Bessent stressed that the US is not seeking decoupling but must implement “de-risking” measures. Additionally, he expressed optimism about the US economic outlook, stating that through regulatory relaxation and supply-side reforms, the US GDP growth rate is expected to reach 6% this year.
During the conference, Bessent stated, “The current US-China relationship is in a very comfortable place. We are competitors, but we want competition to be fair. The US is not seeking decoupling from China but must implement de-risking.”
He reiterated that the US is working to “regain sovereignty” in strategic industries such as critical minerals, semiconductors, and pharmaceuticals to reduce reliance on external supply chains. He pointed out that healthy competition can prevent economic stagnation.
“We will always be competitors. And I believe competition makes people better, not stagnant,” he said.
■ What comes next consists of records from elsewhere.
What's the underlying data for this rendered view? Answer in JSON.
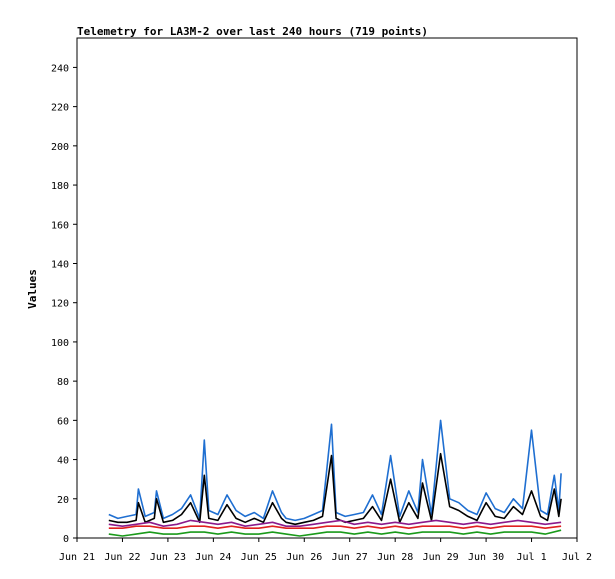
{
  "chart_data": {
    "type": "line",
    "title": "Telemetry for LA3M-2 over last 240 hours (719 points)",
    "xlabel": "",
    "ylabel": "Values",
    "x_tick_labels": [
      "Jun 21",
      "Jun 22",
      "Jun 23",
      "Jun 24",
      "Jun 25",
      "Jun 26",
      "Jun 27",
      "Jun 28",
      "Jun 29",
      "Jun 30",
      "Jul 1",
      "Jul 2"
    ],
    "x_range_days": [
      0,
      11
    ],
    "ylim": [
      0,
      255
    ],
    "y_ticks": [
      0,
      20,
      40,
      60,
      80,
      100,
      120,
      140,
      160,
      180,
      200,
      220,
      240
    ],
    "grid": false,
    "legend": "none",
    "series": [
      {
        "color": "#1f6fd1",
        "x": [
          0.7,
          0.9,
          1.1,
          1.3,
          1.35,
          1.5,
          1.7,
          1.75,
          1.9,
          2.1,
          2.3,
          2.5,
          2.7,
          2.8,
          2.9,
          3.1,
          3.3,
          3.5,
          3.7,
          3.9,
          4.1,
          4.3,
          4.5,
          4.6,
          4.8,
          5.0,
          5.2,
          5.4,
          5.6,
          5.7,
          5.9,
          6.1,
          6.3,
          6.5,
          6.7,
          6.9,
          7.1,
          7.3,
          7.5,
          7.6,
          7.8,
          8.0,
          8.2,
          8.4,
          8.6,
          8.8,
          9.0,
          9.2,
          9.4,
          9.6,
          9.8,
          10.0,
          10.2,
          10.35,
          10.5,
          10.6,
          10.65
        ],
        "values": [
          12,
          10,
          11,
          12,
          25,
          11,
          13,
          24,
          10,
          12,
          15,
          22,
          10,
          50,
          14,
          12,
          22,
          14,
          11,
          13,
          10,
          24,
          13,
          10,
          9,
          10,
          12,
          14,
          58,
          13,
          11,
          12,
          13,
          22,
          12,
          42,
          11,
          24,
          13,
          40,
          12,
          60,
          20,
          18,
          14,
          12,
          23,
          15,
          13,
          20,
          15,
          55,
          14,
          12,
          32,
          14,
          33
        ]
      },
      {
        "color": "#000000",
        "x": [
          0.7,
          0.9,
          1.1,
          1.3,
          1.35,
          1.5,
          1.7,
          1.75,
          1.9,
          2.1,
          2.3,
          2.5,
          2.7,
          2.8,
          2.9,
          3.1,
          3.3,
          3.5,
          3.7,
          3.9,
          4.1,
          4.3,
          4.5,
          4.6,
          4.8,
          5.0,
          5.2,
          5.4,
          5.6,
          5.7,
          5.9,
          6.1,
          6.3,
          6.5,
          6.7,
          6.9,
          7.1,
          7.3,
          7.5,
          7.6,
          7.8,
          8.0,
          8.2,
          8.4,
          8.6,
          8.8,
          9.0,
          9.2,
          9.4,
          9.6,
          9.8,
          10.0,
          10.2,
          10.35,
          10.5,
          10.6,
          10.65
        ],
        "values": [
          9,
          8,
          8,
          9,
          18,
          8,
          10,
          20,
          8,
          9,
          12,
          18,
          8,
          32,
          10,
          9,
          17,
          10,
          8,
          10,
          8,
          18,
          10,
          8,
          7,
          8,
          9,
          11,
          42,
          10,
          8,
          9,
          10,
          16,
          9,
          30,
          8,
          18,
          10,
          28,
          9,
          43,
          16,
          14,
          11,
          9,
          18,
          11,
          10,
          16,
          12,
          24,
          11,
          9,
          25,
          11,
          20
        ]
      },
      {
        "color": "#8b1a8b",
        "x": [
          0.7,
          1.0,
          1.3,
          1.6,
          1.9,
          2.2,
          2.5,
          2.8,
          3.1,
          3.4,
          3.7,
          4.0,
          4.3,
          4.6,
          4.9,
          5.2,
          5.5,
          5.8,
          6.1,
          6.4,
          6.7,
          7.0,
          7.3,
          7.6,
          7.9,
          8.2,
          8.5,
          8.8,
          9.1,
          9.4,
          9.7,
          10.0,
          10.3,
          10.65
        ],
        "values": [
          7,
          6,
          7,
          8,
          6,
          7,
          9,
          8,
          7,
          8,
          6,
          7,
          8,
          6,
          6,
          7,
          8,
          9,
          7,
          8,
          7,
          8,
          7,
          8,
          9,
          8,
          7,
          8,
          7,
          8,
          9,
          8,
          7,
          8
        ]
      },
      {
        "color": "#e02020",
        "x": [
          0.7,
          1.0,
          1.3,
          1.6,
          1.9,
          2.2,
          2.5,
          2.8,
          3.1,
          3.4,
          3.7,
          4.0,
          4.3,
          4.6,
          4.9,
          5.2,
          5.5,
          5.8,
          6.1,
          6.4,
          6.7,
          7.0,
          7.3,
          7.6,
          7.9,
          8.2,
          8.5,
          8.8,
          9.1,
          9.4,
          9.7,
          10.0,
          10.3,
          10.65
        ],
        "values": [
          5,
          5,
          6,
          6,
          5,
          5,
          6,
          6,
          5,
          6,
          5,
          5,
          6,
          5,
          5,
          5,
          6,
          6,
          5,
          6,
          5,
          6,
          5,
          6,
          6,
          6,
          5,
          6,
          5,
          6,
          6,
          6,
          5,
          6
        ]
      },
      {
        "color": "#1a9a1a",
        "x": [
          0.7,
          1.0,
          1.3,
          1.6,
          1.9,
          2.2,
          2.5,
          2.8,
          3.1,
          3.4,
          3.7,
          4.0,
          4.3,
          4.6,
          4.9,
          5.2,
          5.5,
          5.8,
          6.1,
          6.4,
          6.7,
          7.0,
          7.3,
          7.6,
          7.9,
          8.2,
          8.5,
          8.8,
          9.1,
          9.4,
          9.7,
          10.0,
          10.3,
          10.65
        ],
        "values": [
          2,
          1,
          2,
          3,
          2,
          2,
          3,
          3,
          2,
          3,
          2,
          2,
          3,
          2,
          1,
          2,
          3,
          3,
          2,
          3,
          2,
          3,
          2,
          3,
          3,
          3,
          2,
          3,
          2,
          3,
          3,
          3,
          2,
          4
        ]
      }
    ]
  }
}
Furthermore, Bessent revealed plans to meet with Chinese Vice Premier He Lifeng in the coming weeks to pave the way for President Trump’s visit to China in April.
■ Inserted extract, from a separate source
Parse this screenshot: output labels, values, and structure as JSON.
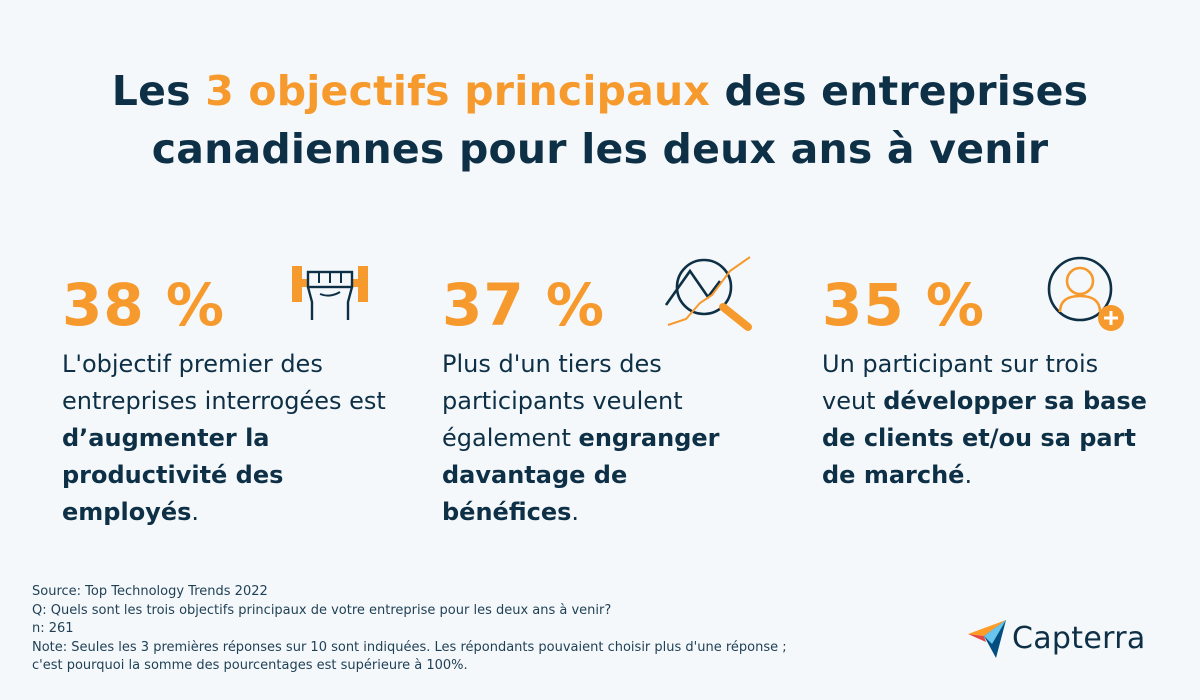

Bessent confirmed that China is actively fulfilling its trade commitments and is expected to complete the purchase of 12 million metric tons of US soybeans by the end of February.
However, Bessent issued a stern warning that the world cannot sustain China’s ongoing trade surplus of approximately $1 trillion, stating that it is not feasible.
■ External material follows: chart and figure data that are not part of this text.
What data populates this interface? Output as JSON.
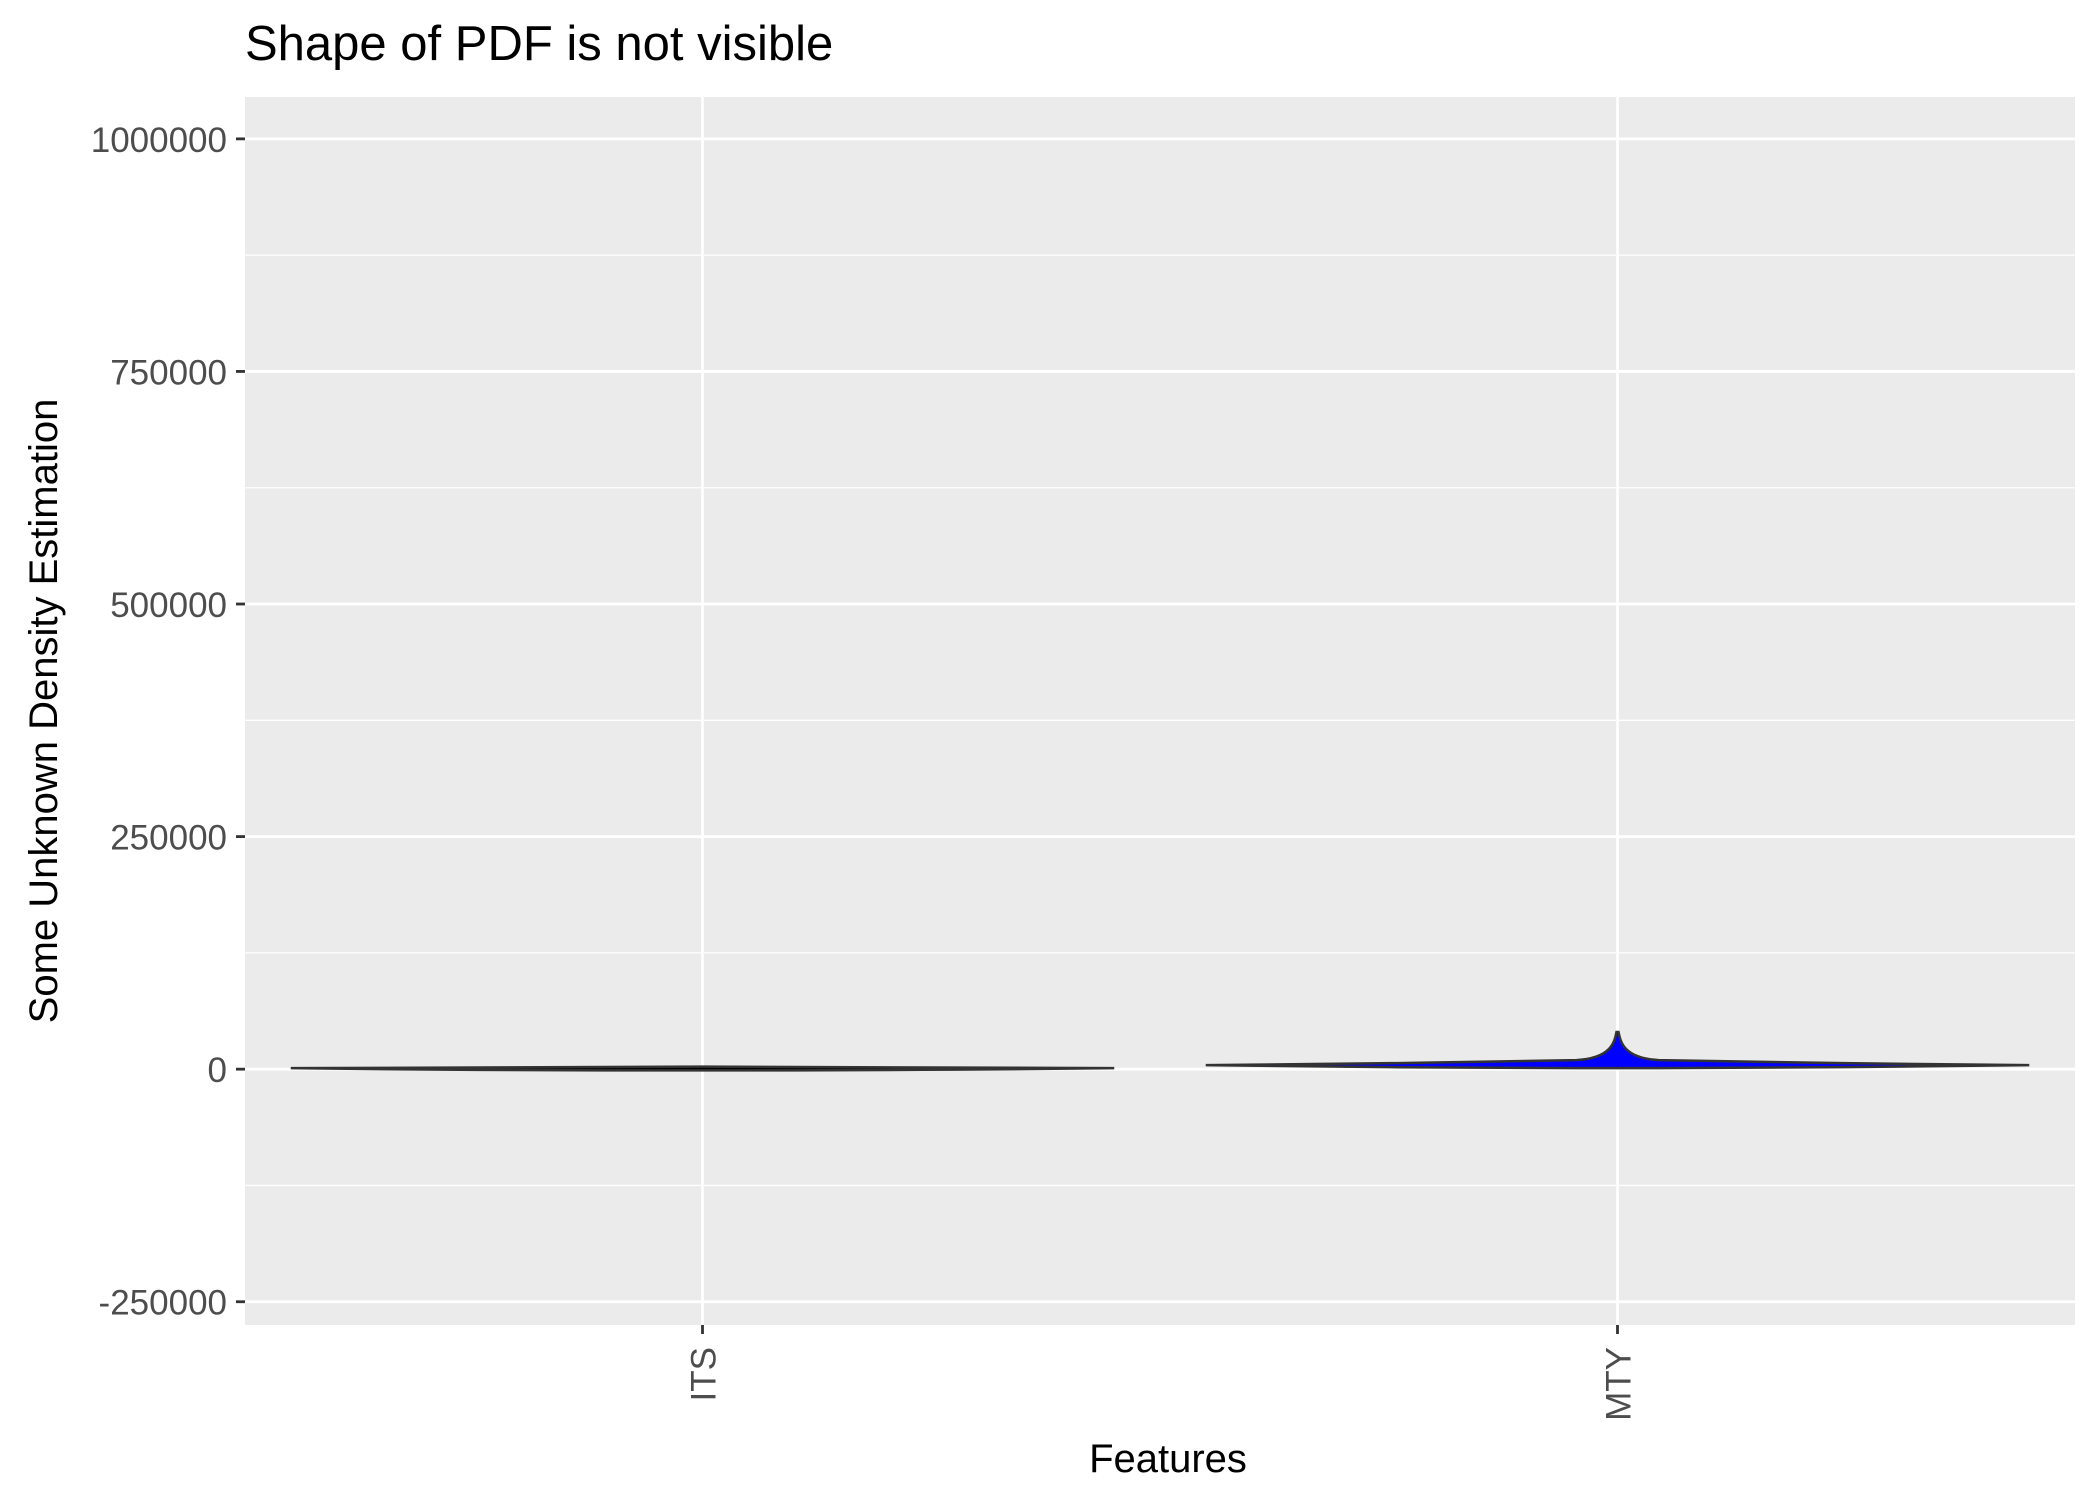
{
  "chart_data": {
    "type": "violin",
    "title": "Shape of PDF is not visible",
    "xlabel": "Features",
    "ylabel": "Some Unknown Density Estimation",
    "categories": [
      "ITS",
      "MTY"
    ],
    "ylim": [
      -275000,
      1045000
    ],
    "yticks": [
      -250000,
      0,
      250000,
      500000,
      750000,
      1000000
    ],
    "ytick_labels": [
      "-250000",
      "0",
      "250000",
      "500000",
      "750000",
      "1000000"
    ],
    "grid": true,
    "legend": "none",
    "series": [
      {
        "category": "ITS",
        "min": 0,
        "max": 1500,
        "max_density_width": 0.9,
        "fill": "#000000"
      },
      {
        "category": "MTY",
        "min": 0,
        "max": 40000,
        "max_density_width": 0.9,
        "fill": "#0000ff"
      }
    ],
    "colors": {
      "panel_background": "#ebebeb",
      "grid": "#ffffff",
      "outline": "#333333",
      "text": "#4d4d4d",
      "title": "#000000"
    }
  }
}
He emphasized that Beijing must adjust its economic model to achieve global trade balance.
In addition to US-China relations, Bessent also outlined the ambitious economic goals of the Trump administration. He predicted that with policies aimed at deregulation and supply-side stimulus, the US nominal GDP growth rate in 2026 is expected to reach 6%.
“The US should focus on economic growth to reduce the government deficit rather than through taxation,” Bessent said. “By restraining spending, easing regulations, and implementing supply-side stimulus measures to boost economic indicators, the US nominal growth rate could exceed 6% this year, which will address many issues.”
He also reiterated the Trump administration’s “3-3-3” plan, which includes achieving 3% real GDP growth, reducing the fiscal deficit as a percentage of GDP to 3% before Trump leaves office (currently at 5.4%), and increasing daily oil production by 3 million barrels to achieve energy independence and cost reduction.
Addressing market concerns about the Federal Reserve (Fed) personnel, Bessent explained the considerations behind Trump’s nomination of Kevin Warsh as chairman. He pointed out that the government hopes the new generation of central bank leaders will evaluate the profound impact of technological changes such as artificial intelligence (AI) on productivity and inflation with an open mind to ensure policies do not lag behind.
Bessent is optimistic about the economic prospects driven by technology, likening it to past technological revolutions.
“We will not eliminate jobs but will reallocate labor to higher-value positions such as customer service, tourism, etc.,” he mentioned.
In his speech, Bessent positioned Latin America as the core of current US geopolitical and economic strategies. He noted that there is now a “generational opportunity,” and the US will strengthen and support countries undertaking market-oriented reforms and willing to integrate more closely with Washington.
He particularly praised Argentine President Javier Milei’s reform agenda and pledged US support for economic stability in the region.
Regarding the host country Brazil, Bessent acknowledged that while there were initial challenges in relations with the Trump administration, a solid foundation for interaction has now been established.
He revealed that a Brazilian delegation is expected to visit Washington in early March for in-depth discussions on tariff policies, critical minerals, and semiconductor supply chain cooperation.